Nasa Exoplanet Archive Makes Search For Alien Worlds Public

Nasa Exoplanet Archive Makes Search For Alien Worlds Public

Nasa's archive of alien worlds has helped the public find new planets it might otherwise have missed.

All of the exoplanets - worlds outside our solar system - found so far by the Kepler space telescope have been collected into an online database.

The Nasa Exoplanet Archive allows anyone to leaf through our database of other worlds - including those that might be able to support life.

More than 2,740 objects that might be planets have been found by Kepler so far. About 817 planets have been confirmed to be orbiting 642 stars - including several that look similar to Earth - but Nasa thinks up to 80% could be planets.

The archive makes all of the confirmed and unconfirmed planets available for research, allowing anyone to potentially help discover new worlds.

The data will be made available publicly very quickly, instead of going through a long confirmation process, Nasa said.

That information includes detaais about the size and possible composition of every planet discovered so far, as well as its orbital data.

Nasa said the move was an important step to opening up information about our galactic neighbourhood to research.

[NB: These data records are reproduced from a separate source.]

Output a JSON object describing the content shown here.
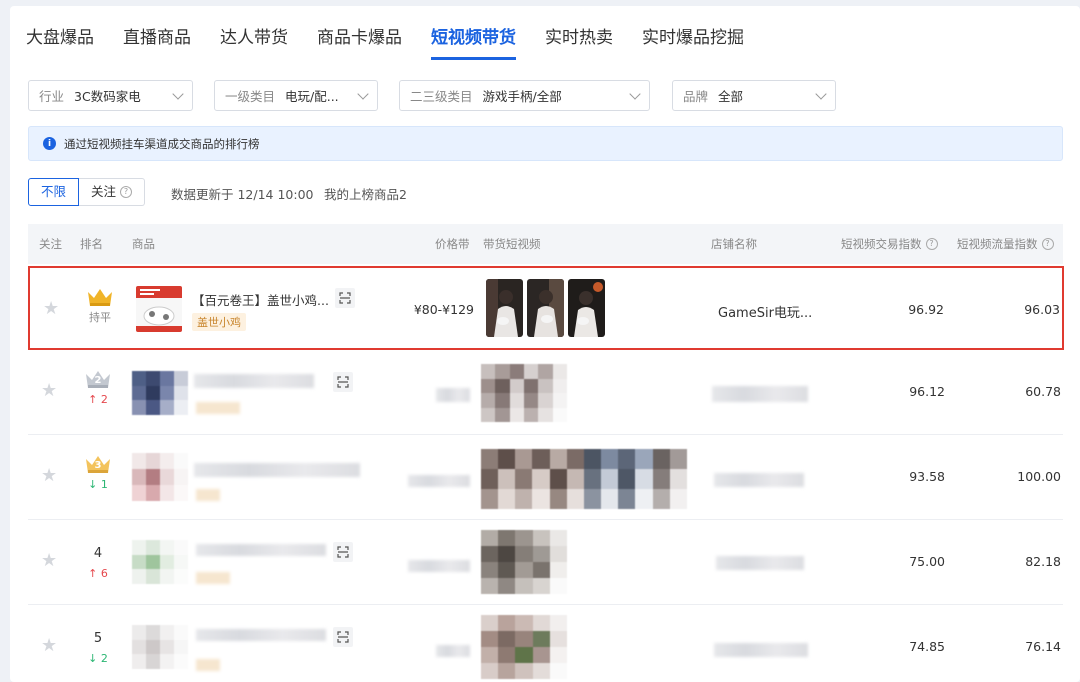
{
  "tabs": [
    "大盘爆品",
    "直播商品",
    "达人带货",
    "商品卡爆品",
    "短视频带货",
    "实时热卖",
    "实时爆品挖掘"
  ],
  "active_tab": 4,
  "filters": [
    {
      "label": "行业",
      "value": "3C数码家电"
    },
    {
      "label": "一级类目",
      "value": "电玩/配..."
    },
    {
      "label": "二三级类目",
      "value": "游戏手柄/全部"
    },
    {
      "label": "品牌",
      "value": "全部"
    }
  ],
  "info_text": "通过短视频挂车渠道成交商品的排行榜",
  "toggle": {
    "all": "不限",
    "follow": "关注"
  },
  "update_text": "数据更新于 12/14 10:00",
  "my_items_text": "我的上榜商品2",
  "table_headers": {
    "follow": "关注",
    "rank": "排名",
    "product": "商品",
    "price": "价格带",
    "videos": "带货短视频",
    "shop": "店铺名称",
    "trade_index": "短视频交易指数",
    "traffic_index": "短视频流量指数"
  },
  "rows": [
    {
      "rank": "1",
      "change": "持平",
      "change_dir": "flat",
      "name": "【百元卷王】盖世小鸡...",
      "tag": "盖世小鸡",
      "price": "¥80-¥129",
      "shop": "GameSir电玩...",
      "trade_index": "96.92",
      "traffic_index": "96.03"
    },
    {
      "rank": "2",
      "change": "↑ 2",
      "change_dir": "up",
      "name": "",
      "tag": "",
      "price": "",
      "shop": "",
      "trade_index": "96.12",
      "traffic_index": "60.78"
    },
    {
      "rank": "3",
      "change": "↓ 1",
      "change_dir": "down",
      "name": "",
      "tag": "",
      "price": "",
      "shop": "",
      "trade_index": "93.58",
      "traffic_index": "100.00"
    },
    {
      "rank": "4",
      "change": "↑ 6",
      "change_dir": "up",
      "name": "",
      "tag": "",
      "price": "",
      "shop": "",
      "trade_index": "75.00",
      "traffic_index": "82.18"
    },
    {
      "rank": "5",
      "change": "↓ 2",
      "change_dir": "down",
      "name": "",
      "tag": "",
      "price": "",
      "shop": "",
      "trade_index": "74.85",
      "traffic_index": "76.14"
    }
  ],
  "colors": {
    "accent": "#1b63e0",
    "highlight_border": "#e03a30",
    "up": "#e5484d",
    "down": "#2bb673",
    "gold": "#f0b429",
    "silver": "#c3c8d0"
  }
}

It has already been used by High School students to map the location of known planets against the stars as seen by Earth.

And a group of amateur astronomers - Planet Hunters - was able to find 42 new planets from the data after it was made publicly available.

"The list is dynamic so if we, or a community person, makes an observation and says, 'Hey, I looked at this planet candidate but it's really an eclipsing binary,' then that entry in the archive will be changed," said Kepler team member Steve Howell to Space.com.

Nasa said:

"The NASA Exoplanet Archive collects and serves public data to support the search for and characterization of extra-solar planets (exoplanets) and their host stars. The data include published light curves, images, spectra and parameters, and time-series data from surveys that aim to discover transiting exoplanets."